Regarding this sculpture the late Professor J.M.C. Toynbee, a leading authority on Roman art, wrote as follows:

The sculpture represents the front portion of the bird’s body and the upper section of each of its legs. The legs , the chest, and the sides of the body are carved with a series of curved relief-lines running in different directions, which represent feathers very naturalistically and sensitively rendered. It can be said with certainty that it was worked in Britain by an artist from abroad. Its delicate sculpting betrays the hand of a very competent craftsman trained in the naturalist tradition of classical art.
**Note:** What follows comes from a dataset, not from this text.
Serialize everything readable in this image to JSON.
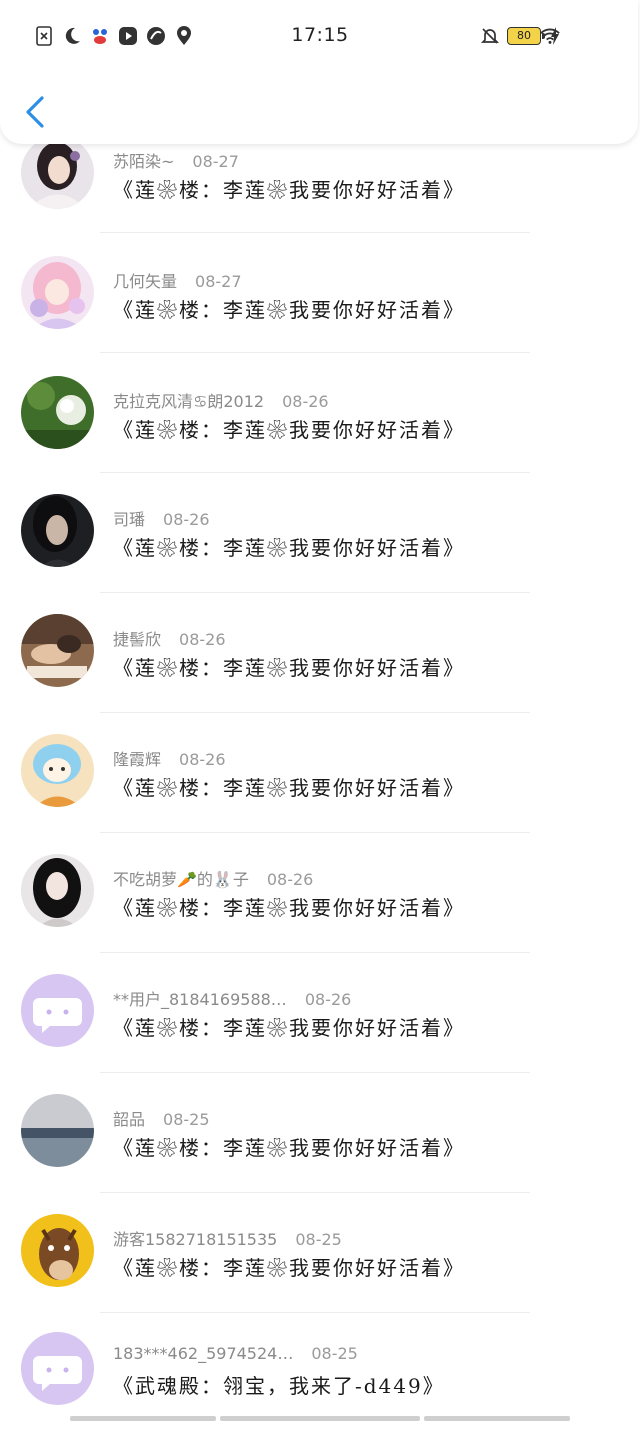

Of the species of bird portrayed there is no quite conclusive evidence. But the notably massive proportions of the breast and the military character of the find-spot make an eagle the most likely candidate for its identity. It might, if an eagle, have stood, facing the spectator, on the ground beside the right leg of a life-size statue of Jupiter or of an emperor in Jupiter’s guise; and such a group would have found a natural place in the headquarters building of a legionary fortress. Of such a statue of a god or emperor not a trace has survived. But chronologically the personage depicted could well have been Nero, most of whose portraits, at the time of his damnatio memoriae, were either completely destroyed or provided with a new head, that of one of his immediate successors. As for the imperial eagle, it might have been thought sufficient to mutilate it, smashing to bits its head, wings, back and claws and consigning what was left to a rubbish pit. Such a reconstruction of the story of the piece is, of course, purely speculative; but at least it offers a possible explanation of it.

Publication: Toynbee, J.M.C. 1980, ‘A Note on the Sculptured Torso of a Bird’ in P.T. Bidwell The Legionary Bath-house and Basilica and Forum at Exeter, pp. 130-2.